On July 16, the Libertarian Party of North Dakota filed a lawsuit in U.S. District Court, alleging that the state law requiring a minimum number of votes in a party’s primary, for that party to nominate candidates, is unconstitutional, at least as to candidates for the legislature.
North Dakota has very small legislative districts. At this year’s primary, the only parties that had a primary were the Democratic, Republican, and Libertarian Parties. In the typical legislative district, only 2,100 voters cast a vote in any party’s primary. The vast majority of voters who voted on June 8, 2010, chose to vote in either the Democratic or Republican primaries. It appears that about 550 people chose to vote in the Libertarian Party primary. Any voter was free to vote in any party’s primary; North Dakota doesn’t have voter registration and the state has an open primary.

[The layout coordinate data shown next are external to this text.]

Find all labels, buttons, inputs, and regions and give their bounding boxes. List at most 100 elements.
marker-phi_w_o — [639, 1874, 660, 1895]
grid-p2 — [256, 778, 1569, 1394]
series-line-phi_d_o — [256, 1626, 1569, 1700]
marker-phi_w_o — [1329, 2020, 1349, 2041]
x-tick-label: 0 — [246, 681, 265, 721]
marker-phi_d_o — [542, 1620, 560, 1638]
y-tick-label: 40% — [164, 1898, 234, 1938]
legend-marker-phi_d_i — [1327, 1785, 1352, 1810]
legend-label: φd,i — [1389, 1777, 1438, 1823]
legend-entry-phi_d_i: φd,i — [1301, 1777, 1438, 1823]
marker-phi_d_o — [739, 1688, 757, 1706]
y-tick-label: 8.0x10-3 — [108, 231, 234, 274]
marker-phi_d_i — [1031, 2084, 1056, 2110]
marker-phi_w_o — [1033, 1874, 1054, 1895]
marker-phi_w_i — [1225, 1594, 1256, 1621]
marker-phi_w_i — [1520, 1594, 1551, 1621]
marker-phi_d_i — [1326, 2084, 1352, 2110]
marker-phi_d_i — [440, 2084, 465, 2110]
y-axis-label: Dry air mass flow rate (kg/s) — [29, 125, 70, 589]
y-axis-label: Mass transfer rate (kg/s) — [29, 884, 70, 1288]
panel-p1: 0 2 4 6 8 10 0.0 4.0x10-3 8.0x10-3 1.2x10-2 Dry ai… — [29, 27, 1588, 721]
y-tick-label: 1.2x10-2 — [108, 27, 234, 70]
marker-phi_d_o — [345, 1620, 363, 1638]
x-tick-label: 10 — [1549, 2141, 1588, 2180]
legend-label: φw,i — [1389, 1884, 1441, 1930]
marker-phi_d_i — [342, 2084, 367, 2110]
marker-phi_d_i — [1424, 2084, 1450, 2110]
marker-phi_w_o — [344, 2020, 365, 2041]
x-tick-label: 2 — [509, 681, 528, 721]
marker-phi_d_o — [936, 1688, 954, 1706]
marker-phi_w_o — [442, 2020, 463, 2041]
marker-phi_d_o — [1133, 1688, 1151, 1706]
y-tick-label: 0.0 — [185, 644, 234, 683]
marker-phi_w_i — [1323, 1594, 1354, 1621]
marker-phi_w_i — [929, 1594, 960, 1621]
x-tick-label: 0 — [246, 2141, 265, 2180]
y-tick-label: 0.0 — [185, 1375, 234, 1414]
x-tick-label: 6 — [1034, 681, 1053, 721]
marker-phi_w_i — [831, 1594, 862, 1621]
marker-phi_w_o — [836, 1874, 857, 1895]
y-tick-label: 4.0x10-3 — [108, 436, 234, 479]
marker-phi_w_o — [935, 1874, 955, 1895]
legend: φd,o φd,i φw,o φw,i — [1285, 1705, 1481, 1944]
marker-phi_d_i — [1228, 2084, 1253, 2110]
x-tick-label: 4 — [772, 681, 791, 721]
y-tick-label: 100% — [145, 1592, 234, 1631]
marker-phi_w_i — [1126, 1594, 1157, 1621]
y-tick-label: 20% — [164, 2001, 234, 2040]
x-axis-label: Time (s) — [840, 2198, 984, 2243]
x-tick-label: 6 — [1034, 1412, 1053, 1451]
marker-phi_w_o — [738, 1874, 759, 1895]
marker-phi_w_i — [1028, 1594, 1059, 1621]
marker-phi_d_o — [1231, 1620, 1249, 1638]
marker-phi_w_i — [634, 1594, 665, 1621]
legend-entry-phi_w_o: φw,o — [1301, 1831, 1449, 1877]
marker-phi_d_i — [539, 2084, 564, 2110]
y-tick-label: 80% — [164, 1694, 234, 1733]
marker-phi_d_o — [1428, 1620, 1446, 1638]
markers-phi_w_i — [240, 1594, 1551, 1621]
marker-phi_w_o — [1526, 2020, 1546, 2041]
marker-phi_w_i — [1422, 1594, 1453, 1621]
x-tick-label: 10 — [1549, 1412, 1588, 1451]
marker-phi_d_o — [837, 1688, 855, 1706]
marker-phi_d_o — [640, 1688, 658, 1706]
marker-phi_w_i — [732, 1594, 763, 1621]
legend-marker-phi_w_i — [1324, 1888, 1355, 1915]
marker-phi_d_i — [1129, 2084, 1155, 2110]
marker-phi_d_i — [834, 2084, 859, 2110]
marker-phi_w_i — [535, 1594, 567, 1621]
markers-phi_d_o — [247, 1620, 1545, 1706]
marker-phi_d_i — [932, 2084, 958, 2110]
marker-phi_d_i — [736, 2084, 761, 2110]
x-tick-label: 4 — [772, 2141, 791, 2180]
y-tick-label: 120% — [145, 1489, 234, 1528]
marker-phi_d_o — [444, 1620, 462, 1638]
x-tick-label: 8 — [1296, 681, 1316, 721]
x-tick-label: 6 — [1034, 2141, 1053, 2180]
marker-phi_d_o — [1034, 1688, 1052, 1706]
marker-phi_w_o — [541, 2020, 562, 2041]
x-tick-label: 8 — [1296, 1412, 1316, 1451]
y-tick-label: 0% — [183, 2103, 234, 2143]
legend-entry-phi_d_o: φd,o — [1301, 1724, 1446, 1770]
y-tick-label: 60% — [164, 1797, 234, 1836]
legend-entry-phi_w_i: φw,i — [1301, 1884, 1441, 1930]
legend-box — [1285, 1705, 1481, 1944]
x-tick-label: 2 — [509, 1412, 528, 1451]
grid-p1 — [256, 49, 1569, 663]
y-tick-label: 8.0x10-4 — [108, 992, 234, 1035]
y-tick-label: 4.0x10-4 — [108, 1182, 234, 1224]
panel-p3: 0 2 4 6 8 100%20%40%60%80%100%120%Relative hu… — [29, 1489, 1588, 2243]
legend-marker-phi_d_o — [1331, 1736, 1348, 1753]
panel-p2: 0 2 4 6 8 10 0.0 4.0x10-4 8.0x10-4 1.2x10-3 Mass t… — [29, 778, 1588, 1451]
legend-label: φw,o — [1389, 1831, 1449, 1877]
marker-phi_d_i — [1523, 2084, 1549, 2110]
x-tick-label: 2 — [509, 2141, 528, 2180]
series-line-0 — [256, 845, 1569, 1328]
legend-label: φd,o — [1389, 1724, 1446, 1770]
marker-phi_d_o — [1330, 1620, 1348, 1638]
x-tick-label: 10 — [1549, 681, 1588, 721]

State law requires statewide nominees to receive at least 300 votes, and all of the Libertarian Party’s statewide candidates met that requirement. But state law requires legislative candidates to poll between 130 and 145 primary votes, and none of the three Libertarian candidates for the state legislature came anywhere close to doing that. The case is Libertarian Party of North Dakota v Jaeger, case number not assigned yet. North Dakota is the only state that has a minimum number of votes in order for a party to nominate candidates in its own primary (except that many states do require a minimum number of votes for write-in candidates in primaries). Minnesota had a similar requirement, but the Minnesota Supreme Court declared it unconstitutional in 2004 in a case filed by the Independence Party.